PRC overexpression increases mitochondrial gene expression but not protein content. A: PRC increases cytochrome oxidase (COX) 4, β ATP synthase (ATP5B) and cytochrome-c (CytC) mRNA expression, whereas the mitochondrially encoded cytochrome oxidase 1 (MTCO1), citrate synthase (CS), and 3-hydroxyacyl-CoA dehydrogenase (HAD) mRNA expression was unchanged. B: PRC significantly increased CytC and tended to increase mitochondrial transcription factor-A (mtTFA) and succinate dehydrogenase (SDH) protein content but had modest effects on COX IV and β ATP synthase (ATP Synβ) protein content. Eukaryotic initiation factor 2 (eEF2) was used as a loading control for each protein.

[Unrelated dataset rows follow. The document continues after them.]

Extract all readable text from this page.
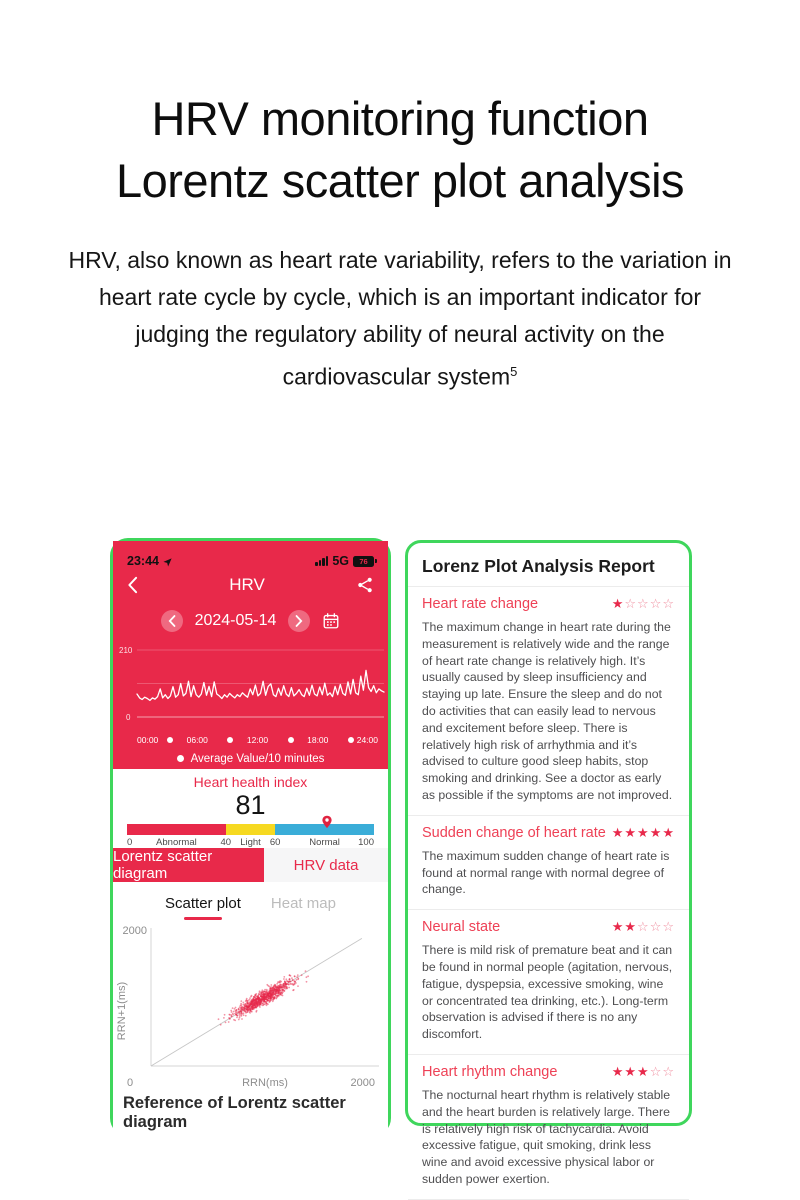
HRV monitoring function
Lorentz scatter plot analysis

HRV, also known as heart rate variability, refers to the variation in heart rate cycle by cycle, which is an important indicator for judging the regulatory ability of neural activity on the cardiovascular system$^5$

23:44	5G	76
HRV
2024-05-14
210
0
00:00	06:00	12:00	18:00	24:00
Average Value/10 minutes
Heart health index
81
0	Abnormal	40 Light 60	Normal 100
Lorentz scatter diagram	HRV data
Scatter plot Heat map
2000
0	RRN(ms)	2000
RRN+1(ms)
Reference of Lorentz scatter diagram
Lorenz Plot Analysis Report
Heart rate change	★☆☆☆☆
The maximum change in heart rate during the measurement is relatively wide and the range of heart rate change is relatively high. It’s usually caused by sleep insufficiency and staying up late. Ensure the sleep and do not do activities that can easily lead to nervous and excitement before sleep. There is relatively high risk of arrhythmia and it’s advised to culture good sleep habits, stop smoking and drinking. See a doctor as early as possible if the symptoms are not improved.
Sudden change of heart rate ★★★★★
The maximum sudden change of heart rate is found at normal range with normal degree of change.
Neural state	★★☆☆☆
There is mild risk of premature beat and it can be found in normal people (agitation, nervous, fatigue, dyspepsia, excessive smoking, wine or concentrated tea drinking, etc.). Long-term observation is advised if there is no any discomfort.
Heart rhythm change	★★★☆☆
The nocturnal heart rhythm is relatively stable and the heart burden is relatively large. There is relatively high risk of tachycardia. Avoid excessive fatigue, quit smoking, drink less wine and avoid excessive physical labor or sudden power exertion.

Data are representative (n = 6) of two independent experiments. *Significantly different than EV controls (P < 0.05).

Fig. 4.

A: PRC overexpression results in functional mitochondrial adaptation. PRC increases basal oxygen consumption rate (OCR) compared with EV controls. B: PRC increases ETC complex IV and CS activity. C: PRC increases the mitochondrial DNA (mtDNA) to nuclear DNA (nucDNA) ratio (mtDNA:nucDNA) indicative of increased mitochondrial mass. Data are representative (n = 12) of two independent experiments with *P < 0.05.

Fig. 5.

PRC increases basal and insulin-stimulated glucose uptake. A: basal (light bar) and insulin-stimulated (dark bar) glucose uptake. GLUT4 mRNA expression (B) and GLUT4 protein content (C) following PRC or EV control overexpression. C: PRC did not affect the protein content of GLUT1. Data are representative (n = 6) of two independent experiments. *Significantly different than EV control and †significantly greater than PRC basal (P < 0.05).

Fig. 6.

PRC increases palmitate uptake and oxidation. Palmitate uptake (A) and oxidation (B), as well as CPT1 protein (C) are increased following PRC transfection compared with EV control. Data are representative (n = 6) of two independent experiments. *Significantly different between EV control P < 0.05.

Fig. 7.

PRC mRNA increases following 3 h in vitro contraction. Following 3 h of stimulation (1-Hz frequency/0.3-ms pulse width), PRC mRNA (A) increased significantly. In contrast, the induction and time-course of PGC1α mRNA (B) was different postcontraction. Data are representative (n = 3) of three independent transfection experiments where * indicates P < 0.05.